Las y los contribuyentes ya asumen un riesgo importante dentro de nuestro sistema financiero, por ejemplo en garantías respaldadas con dinero público para financiamiento de vivienda o préstamos para pequeños negocios, pero al colocar nuestro capital en bancos privados perdemos control sobre hacia dónde fluye ese dinero. Un Banco Público de Los Ángeles se trata de traer nuestro dinero de vuelta a casa y asegurar que los dólares públicos se reinviertan en prioridades públicas. Bien hecho, puede ampliar el acceso a capital, fortalecer economías locales y aumentar la rendición de cuentas sobre cómo se usa nuestra riqueza colectiva.

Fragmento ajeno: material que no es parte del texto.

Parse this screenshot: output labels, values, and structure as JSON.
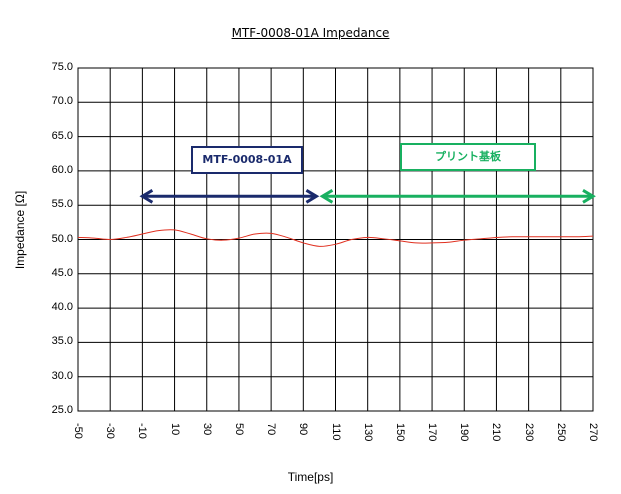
{
  "chart_data": {
    "type": "line",
    "title": "MTF-0008-01A Impedance",
    "xlabel": "Time[ps]",
    "ylabel": "Impedance [Ω]",
    "xlim": [
      -50,
      270
    ],
    "ylim": [
      25,
      75
    ],
    "x_ticks": [
      "-50",
      "-30",
      "-10",
      "10",
      "30",
      "50",
      "70",
      "90",
      "110",
      "130",
      "150",
      "170",
      "190",
      "210",
      "230",
      "250",
      "270"
    ],
    "y_ticks": [
      "25.0",
      "30.0",
      "35.0",
      "40.0",
      "45.0",
      "50.0",
      "55.0",
      "60.0",
      "65.0",
      "70.0",
      "75.0"
    ],
    "grid": true,
    "series": [
      {
        "color": "#e03020",
        "x": [
          -50,
          -40,
          -30,
          -20,
          -10,
          0,
          10,
          20,
          30,
          40,
          50,
          60,
          70,
          80,
          90,
          100,
          110,
          120,
          130,
          140,
          150,
          160,
          170,
          180,
          190,
          200,
          210,
          220,
          230,
          240,
          250,
          260,
          270
        ],
        "y": [
          50.3,
          50.2,
          50.0,
          50.3,
          50.8,
          51.3,
          51.4,
          50.8,
          50.1,
          49.9,
          50.2,
          50.8,
          50.9,
          50.3,
          49.5,
          49.0,
          49.3,
          50.0,
          50.3,
          50.1,
          49.8,
          49.5,
          49.5,
          49.6,
          49.9,
          50.1,
          50.3,
          50.4,
          50.4,
          50.4,
          50.4,
          50.4,
          50.5
        ]
      }
    ],
    "annotations": [
      {
        "label": "MTF-0008-01A",
        "from": -10,
        "to": 100,
        "y": 56.3,
        "color": "#1a2a6c"
      },
      {
        "label": "プリント基板",
        "from": 100,
        "to": 270,
        "y": 56.3,
        "color": "#18b060"
      }
    ]
  }
}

En un momento en que la supervisión federal de los bancos se está debilitando y la confianza en las instituciones es baja, Los Ángeles debe asumir un papel más activo para moldear su propio futuro financiero. Un banco público, acompañado de transparencia fuerte, rendición de cuentas real y buena gobernanza, puede ayudarnos a hacer exactamente eso.
Ya existe una coalición creciente de concejales que apoyan el desarrollo de un banco público para Los Ángeles e incluso han aportado fondos discrecionales para impulsar ese plan. Como concejal, me sumaré a este esfuerzo y trabajaré junto a ellas y ellos para hacer realidad un banco público para nuestra ciudad.